In terzo luogo, dobbiamo gestire in casa due problemi enormi, l’essere privi di risorse energetiche proprie e i vincoli derivati dall’enorme debito pubblico. Il primo punto fa sì che si sia completamente dipendenti dall’estero per le materie prime, e questo significa che si devono acquistare da chi le ha, non da chi ci piace; e il secondo problema si traduce nella necessità di dover conquistare la fiducia continuamente, giorno per giorno, come si dice, dei mercati internazionali. Queste sono i binari su cui si muove la nostra politica estera, linee che disegnano la cornice che delimita lo spazio d’azione anche della politica economica.

Né la Nato, né gli Stati Uniti, né Bruxelles, né Parigi, né Berlino fanno automaticamente i nostri interessi. Non solo sono alleanze e unione tra molti, ma spesso il loro sguardo sui nostri interessi è o distratto o addirittura non c’è. l’Europa dalla sua nascita infatti ha un’attenzione privilegiata verso nord, mentre il baricentro dell’Alleanza atlantica si sta spostando verso il Baltico e ad Est. Anche gli Stati Uniti, gestori mondiali del poco ordine che rimane, stanno sempre più guardando al di là dell’Europa, verso il Pacifico, per contrastare – non si sa con quali mezzi e quale esito – il Drago.

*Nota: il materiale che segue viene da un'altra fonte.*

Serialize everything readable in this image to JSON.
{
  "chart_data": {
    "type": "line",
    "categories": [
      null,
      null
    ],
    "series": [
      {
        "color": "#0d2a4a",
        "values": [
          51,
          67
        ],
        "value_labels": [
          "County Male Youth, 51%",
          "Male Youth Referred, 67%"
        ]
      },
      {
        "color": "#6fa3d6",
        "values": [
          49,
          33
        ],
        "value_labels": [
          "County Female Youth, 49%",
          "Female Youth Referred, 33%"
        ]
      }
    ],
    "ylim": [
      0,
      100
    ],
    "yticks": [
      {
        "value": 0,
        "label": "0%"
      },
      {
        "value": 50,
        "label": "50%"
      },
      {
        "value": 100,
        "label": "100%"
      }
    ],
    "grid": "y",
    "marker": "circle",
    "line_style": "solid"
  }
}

Il risultato è che il Mediterraneo si è trasformato in un lago dove non c’è più nessun Paese occidentale che abbia una visione strategica e una sua gestione efficace né geopolitica né economica; sono rimasti gli Usa a garantire il minimo indispensabile di sicurezza militare, e gli altri se ne occupano in modo occasionale e confuso.

Si è aperto quindi uno spazio poco e mal gestito dal complesso occidentale, con il rischio reale di lasciare campo a ogni avventura. A questo governo quindi il compito di portare al centro dell’attenzione dei nostri alleati e partner, specialmente di quelli più lontani ma interessati alla sicurezza, il Mediterraneo. L’elenco dei temi non gestiti che diventano problemi e infine crisi è lungo, a partire dalla questione del secolo, le migrazioni, passando alla gestione delle instabilità dalla Siria alla Libia, cercando un equilibrio con le ambizioni regionali russe e turche, e le proiezioni cinesi. Il governo di centrodestra sembra si stia muovendo in questa direzione, con la Dichiarazione congiunta dei ministri dell’Interno di Italia, Malta e Cipro e del ministro della migrazione della Grecia di sabato scorso.

Quello che è chiaro è che l’Italia non può aprire in contemporanea una disputa su tutti i dossier e con tutti gli alleati. Adesso che la scelta atlantica e filoamericana di Giorgia Meloni e del governo è chiara e non ambigua, che il prezzo della guerra ucraina, il costo di far parte della Nato, l’Italia l’ha pagato e lo sta pagando fino in fondo, il governo non può far altro che fare forza su questa leva, sull’amico americano, per ottenere più peso in Europa, per riuscire nell’impresa di far prendere coscienza a Bruxelles, ormai senza direzione in politica estera, dell’esistenza di un Sud Europa.